Yaw = 0, image is oriented to Y (upper side of image is oriented that way)
Pitch = 0, image is looking down
Roll = 0, image is parallel with X axis
So, image is looking down according to RC plane. If the rotation matrix in XMP looks like this: <xcr:Rotation>-0.600806990019897 0.799386597570746 -0.00346819369376912 -0.210825371930633 -0.162635135620312 -0.963899618846316 -0.771092486861039 -0.578386445454965 0.266243303052733</xcr:Rotation>

then the rotation is stored row wise, i.e.,

R = [-0.600806990019897 0.799386597570746 -0.00346819369376912
-0.210825371930633 -0.162635135620312 -0.963899618846316
-0.771092486861039 -0.578386445454965 0.266243303052733 ]

• Thanks for your detailed response! One thing I am struggling with though is the apparent change of matrices from xmp to reality capture. So, when the matrix supplied in xmp looks like this:

<xcr:Rotation> 0 0 1 0 1 0 -1 0 0</xcr:Rotation>, i.e

R =

[0 0 1;

0 1 0;

-1 0 0]

what should correspond to a rotation of 90 degrees around the y axis, the corresponding RC shows:

180 yaw

0 pitch

90 roll

Additionally, the translation does not change, so all the directions show up the same in RC as well in the xmp.
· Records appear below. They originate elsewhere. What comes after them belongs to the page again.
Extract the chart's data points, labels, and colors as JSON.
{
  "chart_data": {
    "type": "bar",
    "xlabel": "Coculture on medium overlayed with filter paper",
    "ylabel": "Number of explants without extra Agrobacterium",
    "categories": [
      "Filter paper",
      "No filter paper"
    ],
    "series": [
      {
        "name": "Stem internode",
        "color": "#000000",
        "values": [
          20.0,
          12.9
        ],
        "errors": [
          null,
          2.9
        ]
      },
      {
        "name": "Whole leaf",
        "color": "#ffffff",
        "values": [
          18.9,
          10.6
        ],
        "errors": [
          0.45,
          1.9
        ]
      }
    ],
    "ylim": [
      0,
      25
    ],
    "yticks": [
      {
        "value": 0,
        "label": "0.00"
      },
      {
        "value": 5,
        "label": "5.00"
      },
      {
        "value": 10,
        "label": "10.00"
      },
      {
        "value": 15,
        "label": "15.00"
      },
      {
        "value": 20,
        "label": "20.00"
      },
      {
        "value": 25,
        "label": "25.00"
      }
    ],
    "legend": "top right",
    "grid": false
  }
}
Furthermore, you mentioned yaw meaning around the z-axis, while this post: https://support.capturingreality.com/hc/en-us/articles/360020679799-How-to-work-with-RealityCapture-registration-export  mentions that yaw is a rotation around the y-axis.

What am I missing here? I very much appreciate your help!
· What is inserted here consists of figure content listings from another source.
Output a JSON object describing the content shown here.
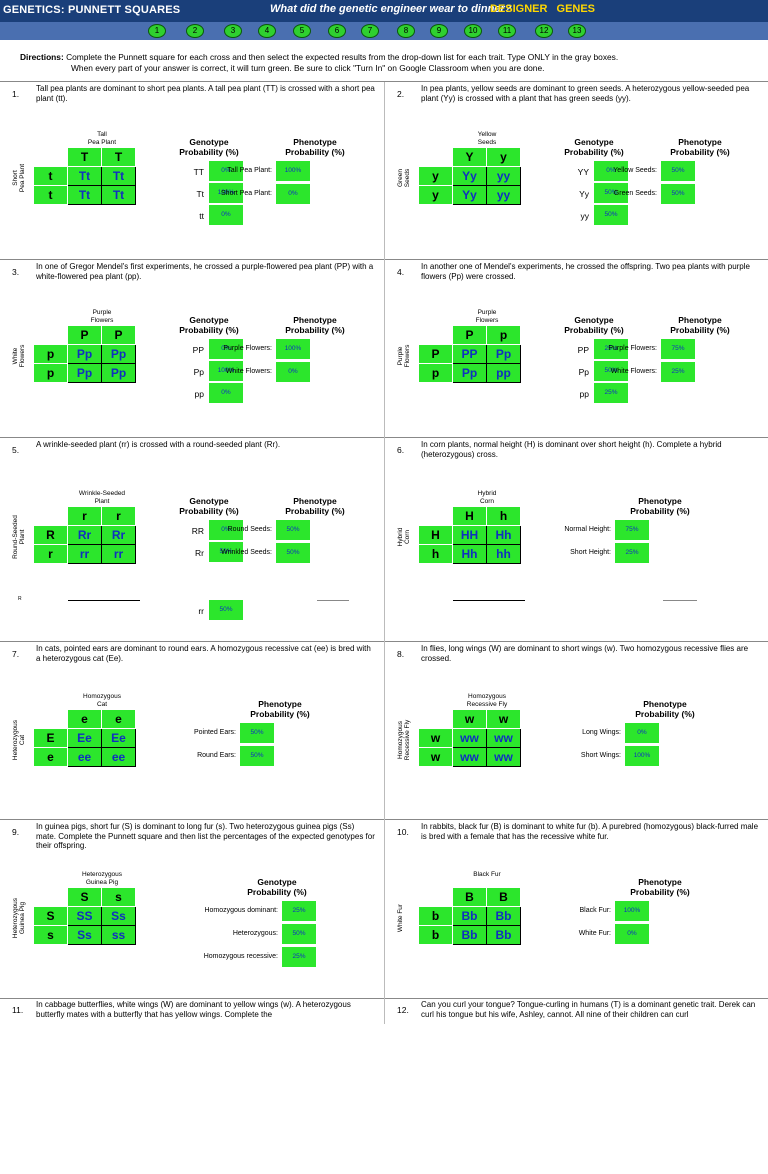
{
  "header": {
    "title": "GENETICS: PUNNETT SQUARES",
    "riddle": "What did the genetic engineer wear to dinner?",
    "answer": "DESIGNER GENES",
    "circles": [
      "1",
      "2",
      "3",
      "4",
      "5",
      "6",
      "7",
      "8",
      "9",
      "10",
      "11",
      "12",
      "13"
    ]
  },
  "directions": {
    "label": "Directions:",
    "line1": "Complete the Punnett square for each cross and then select the expected results from the drop-down list for each trait. Type ONLY in the gray boxes.",
    "line2": "When every part of your answer is correct, it will turn green. Be sure to click \"Turn In\" on Google Classroom when you are done."
  },
  "q1": {
    "num": "1.",
    "text": "Tall pea plants are dominant to short pea plants. A tall pea plant (TT) is crossed with a short pea plant (tt).",
    "top_parent": "Tall\nPea Plant",
    "side_parent": "Short\nPea Plant",
    "top": [
      "T",
      "T"
    ],
    "side": [
      "t",
      "t"
    ],
    "cells": [
      [
        "Tt",
        "Tt"
      ],
      [
        "Tt",
        "Tt"
      ]
    ],
    "geno_header": "Genotype\nProbability (%)",
    "pheno_header": "Phenotype\nProbability (%)",
    "geno": [
      {
        "l": "TT",
        "v": "0%"
      },
      {
        "l": "Tt",
        "v": "100%"
      },
      {
        "l": "tt",
        "v": "0%"
      }
    ],
    "pheno": [
      {
        "l": "Tall Pea Plant:",
        "v": "100%"
      },
      {
        "l": "Short Pea Plant:",
        "v": "0%"
      }
    ]
  },
  "q2": {
    "num": "2.",
    "text": "In pea plants, yellow seeds are dominant to green seeds. A heterozygous yellow-seeded pea plant (Yy) is crossed with a plant that has green seeds (yy).",
    "top_parent": "Yellow\nSeeds",
    "side_parent": "Green\nSeeds",
    "top": [
      "Y",
      "y"
    ],
    "side": [
      "y",
      "y"
    ],
    "cells": [
      [
        "Yy",
        "yy"
      ],
      [
        "Yy",
        "yy"
      ]
    ],
    "geno_header": "Genotype\nProbability (%)",
    "pheno_header": "Phenotype\nProbability (%)",
    "geno": [
      {
        "l": "YY",
        "v": "0%"
      },
      {
        "l": "Yy",
        "v": "50%"
      },
      {
        "l": "yy",
        "v": "50%"
      }
    ],
    "pheno": [
      {
        "l": "Yellow Seeds:",
        "v": "50%"
      },
      {
        "l": "Green Seeds:",
        "v": "50%"
      }
    ]
  },
  "q3": {
    "num": "3.",
    "text": "In one of Gregor Mendel's first experiments, he crossed a purple-flowered pea plant (PP) with a white-flowered pea plant (pp).",
    "top_parent": "Purple\nFlowers",
    "side_parent": "White\nFlowers",
    "top": [
      "P",
      "P"
    ],
    "side": [
      "p",
      "p"
    ],
    "cells": [
      [
        "Pp",
        "Pp"
      ],
      [
        "Pp",
        "Pp"
      ]
    ],
    "geno_header": "Genotype\nProbability (%)",
    "pheno_header": "Phenotype\nProbability (%)",
    "geno": [
      {
        "l": "PP",
        "v": "0%"
      },
      {
        "l": "Pp",
        "v": "100%"
      },
      {
        "l": "pp",
        "v": "0%"
      }
    ],
    "pheno": [
      {
        "l": "Purple Flowers:",
        "v": "100%"
      },
      {
        "l": "White Flowers:",
        "v": "0%"
      }
    ]
  },
  "q4": {
    "num": "4.",
    "text": "In another one of Mendel's experiments, he crossed the offspring. Two pea plants with purple flowers (Pp) were crossed.",
    "top_parent": "Purple\nFlowers",
    "side_parent": "Purple\nFlowers",
    "top": [
      "P",
      "p"
    ],
    "side": [
      "P",
      "p"
    ],
    "cells": [
      [
        "PP",
        "Pp"
      ],
      [
        "Pp",
        "pp"
      ]
    ],
    "geno_header": "Genotype\nProbability (%)",
    "pheno_header": "Phenotype\nProbability (%)",
    "geno": [
      {
        "l": "PP",
        "v": "25%"
      },
      {
        "l": "Pp",
        "v": "50%"
      },
      {
        "l": "pp",
        "v": "25%"
      }
    ],
    "pheno": [
      {
        "l": "Purple Flowers:",
        "v": "75%"
      },
      {
        "l": "White Flowers:",
        "v": "25%"
      }
    ]
  },
  "q5": {
    "num": "5.",
    "text": "A wrinkle-seeded plant (rr) is crossed with a round-seeded plant (Rr).",
    "top_parent": "Wrinkle-Seeded\nPlant",
    "side_parent": "Round-Seeded\nPlant",
    "top": [
      "r",
      "r"
    ],
    "side": [
      "R",
      "r"
    ],
    "cells": [
      [
        "Rr",
        "Rr"
      ],
      [
        "rr",
        "rr"
      ]
    ],
    "geno_header": "Genotype\nProbability (%)",
    "pheno_header": "Phenotype\nProbability (%)",
    "geno": [
      {
        "l": "RR",
        "v": "0%"
      },
      {
        "l": "Rr",
        "v": "50%"
      },
      {
        "l": "rr",
        "v": "50%"
      }
    ],
    "pheno": [
      {
        "l": "Round Seeds:",
        "v": "50%"
      },
      {
        "l": "Wrinkled Seeds:",
        "v": "50%"
      }
    ]
  },
  "q6": {
    "num": "6.",
    "text": "In corn plants, normal height (H) is dominant over short height (h). Complete a hybrid (heterozygous) cross.",
    "top_parent": "Hybrid\nCorn",
    "side_parent": "Hybrid\nCorn",
    "top": [
      "H",
      "h"
    ],
    "side": [
      "H",
      "h"
    ],
    "cells": [
      [
        "HH",
        "Hh"
      ],
      [
        "Hh",
        "hh"
      ]
    ],
    "pheno_header": "Phenotype\nProbability (%)",
    "pheno": [
      {
        "l": "Normal Height:",
        "v": "75%"
      },
      {
        "l": "Short Height:",
        "v": "25%"
      }
    ]
  },
  "q7": {
    "num": "7.",
    "text": "In cats, pointed ears are dominant to round ears. A homozygous recessive cat (ee) is bred with a heterozygous cat (Ee).",
    "top_parent": "Homozygous\nCat",
    "side_parent": "Heterozygous\nCat",
    "top": [
      "e",
      "e"
    ],
    "side": [
      "E",
      "e"
    ],
    "cells": [
      [
        "Ee",
        "Ee"
      ],
      [
        "ee",
        "ee"
      ]
    ],
    "pheno_header": "Phenotype\nProbability (%)",
    "pheno": [
      {
        "l": "Pointed Ears:",
        "v": "50%"
      },
      {
        "l": "Round Ears:",
        "v": "50%"
      }
    ]
  },
  "q8": {
    "num": "8.",
    "text": "In flies, long wings (W) are dominant to short wings (w). Two homozygous recessive flies are crossed.",
    "top_parent": "Homozygous\nRecessive Fly",
    "side_parent": "Homozygous\nRecessive Fly",
    "top": [
      "w",
      "w"
    ],
    "side": [
      "w",
      "w"
    ],
    "cells": [
      [
        "ww",
        "ww"
      ],
      [
        "ww",
        "ww"
      ]
    ],
    "pheno_header": "Phenotype\nProbability (%)",
    "pheno": [
      {
        "l": "Long Wings:",
        "v": "0%"
      },
      {
        "l": "Short Wings:",
        "v": "100%"
      }
    ]
  },
  "q9": {
    "num": "9.",
    "text": "In guinea pigs, short fur (S) is dominant to long fur (s). Two heterozygous guinea pigs (Ss) mate. Complete the Punnett square and then list the percentages of the expected genotypes for their offspring.",
    "top_parent": "Heterozygous\nGuinea Pig",
    "side_parent": "Heterozygous\nGuinea Pig",
    "top": [
      "S",
      "s"
    ],
    "side": [
      "S",
      "s"
    ],
    "cells": [
      [
        "SS",
        "Ss"
      ],
      [
        "Ss",
        "ss"
      ]
    ],
    "geno_header": "Genotype\nProbability (%)",
    "geno": [
      {
        "l": "Homozygous dominant:",
        "v": "25%"
      },
      {
        "l": "Heterozygous:",
        "v": "50%"
      },
      {
        "l": "Homozygous recessive:",
        "v": "25%"
      }
    ]
  },
  "q10": {
    "num": "10.",
    "text": "In rabbits, black fur (B) is dominant to white fur (b). A purebred (homozygous) black-furred male is bred with a female that has the recessive white fur.",
    "top_parent": "Black Fur",
    "side_parent": "White Fur",
    "top": [
      "B",
      "B"
    ],
    "side": [
      "b",
      "b"
    ],
    "cells": [
      [
        "Bb",
        "Bb"
      ],
      [
        "Bb",
        "Bb"
      ]
    ],
    "pheno_header": "Phenotype\nProbability (%)",
    "pheno": [
      {
        "l": "Black Fur:",
        "v": "100%"
      },
      {
        "l": "White Fur:",
        "v": "0%"
      }
    ]
  },
  "q11": {
    "num": "11.",
    "text": "In cabbage butterflies, white wings (W) are dominant to yellow wings (w). A heterozygous butterfly mates with a butterfly that has yellow wings. Complete the"
  },
  "q12": {
    "num": "12.",
    "text": "Can you curl your tongue? Tongue-curling in humans (T) is a dominant genetic trait. Derek can curl his tongue but his wife, Ashley, cannot. All nine of their children can curl"
  },
  "q5_footer": "R"
}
• For images the yaw is around Z. It is possible, that there is something wrong in that article. But it is true, that the mentioned rotation in the article are true for reconstruction region.

• Thanks for the quick response. What I still don't fully understand is the conversion from euler angles (yaw pitch roll in RC) to the rotation matrix in xmp. Could you provide me with the right equations for the conversion?

• Please note that rotation formats vary. For quaternions, it is not uncommon to denote the real part first. Euler angles can be defined with many different combinations (see definition of Cardan angles). All input is normalized to unit quaternions and may therefore mapped to different ranges. The converter can therefore also be used to normalize a rotation matrix or a quaternion.

• I experienced a similar problem (roll-pitch-yaw values not making sense) when attempting to translate the attitude convention I use in my work (direction cosine matrices (DCMs)) to roll-pitch-yaw values to use in RC's flight log import.  Here's how I solved this.

First, note that the forward mapping to produce a DCM from roll-pitch-yaw values is described, for example, here: https://math.stackexchange.com/questions/2796055/3d-coordinate-rotation-using-roll-pitch-yaw.  This post also describes the reverse mapping, that is, extracting roll-pitch-yaw values from a DCM.

I first ran RC image alignment with only x-y-z flight log information.  I took the posterior roll-pitch-yaw values for a given image and constructed a DCM, call it C_{rc}, using the forward mapping.  I had a prior DCM, C, from my flight log, and assumed the following mapping between them,

C_{rc} = C_{map} * C.

Solve for the mapping via

C_{map} = C_{rc} * C.'

I'm working with a north-east-down coordinate system, and in my case the mapping was approximately

C_{map} = [ -1, 0, 0 ; 0, 1, 0; 0, 0, -1 ].

Finally, to set accurate attitude priors in the flight log, I simply premultiply my DCMs by the mapping matrix,

C_{log} = C_{map} * C,

and decompose C_{log} into roll-pitch-yaw values, which I include directly in the flight log.